I can only offer instructions for setting up networked HP JetDirect printers, but the process should be similar for USB or parallel port printers. First, start the cups service:
Then open a web browser on your local system such as Firefox and enter http://localhost:631 in the address bar. This will take you to the CUPS administration page. Select ‘Add Printer’, then give it at least a name. On the next page, choose the appropriate ‘Device’. For networked Jetdirect printing choose ‘AppSocket/HP JetDirect’. The ‘Device URI’ for JetDirect will be the IP address plus :9100 at the end: ‘socket:192.168.0.x:9100’. Finally, select the Make and Model, optionally providing a modle description, or PPD, file that you got from the web.

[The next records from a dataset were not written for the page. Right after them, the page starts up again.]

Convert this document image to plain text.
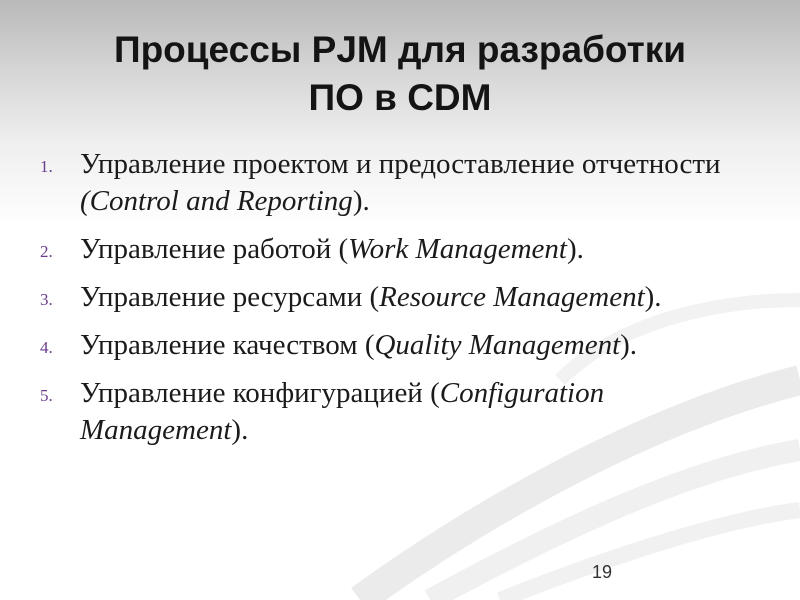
Процессы PJM для разработки
ПО в CDM
1. Управление проектом и предоставление отчетности (Control and Reporting).
2. Управление работой (Work Management).
3. Управление ресурсами (Resource Management).
4. Управление качеством (Quality Management).
5. Управление конфигурацией (Configuration Management).
19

At some point the web system will force you to authenticate. You will need to provide the username root and root’s password to actually add the printer. Once set up, test out printing with an application or by using the CUPS site area for managing printers.
Create a User¶
You shouldn’t regularly use your system and the root user. The single biggest reason that Linux is more secure than other operating systems is that the software is resistant to “privilege escalation” attacks. This is where a program is circumvented and allows a regular user to do things they ought not be able to do. If you run as the root user all of the time, then this protection means nothing.
The command to add a user is adduser. This interactive program will walk you through providing a username and password, as well as lots of optional information. By default, the user is very restricted so that you can be confident a local user won’t harm your system. However, for your own personal user you probably want to add more privileges. When asked for ‘Additional groups’, enter ‘sys, disk, cdrom, audio, video, scanner, plugdev, power’ to give that user the kinds of privileges you would expect to have on your own computer.
Set up the user’s environment¶
TODO: edit .bash_profile
Set Up Sudo¶
Run visudo, copy the root ALL=(ALL) ALL, replacing root with your username. Use sudo cmd to run cmd as root when logged into your regular user account.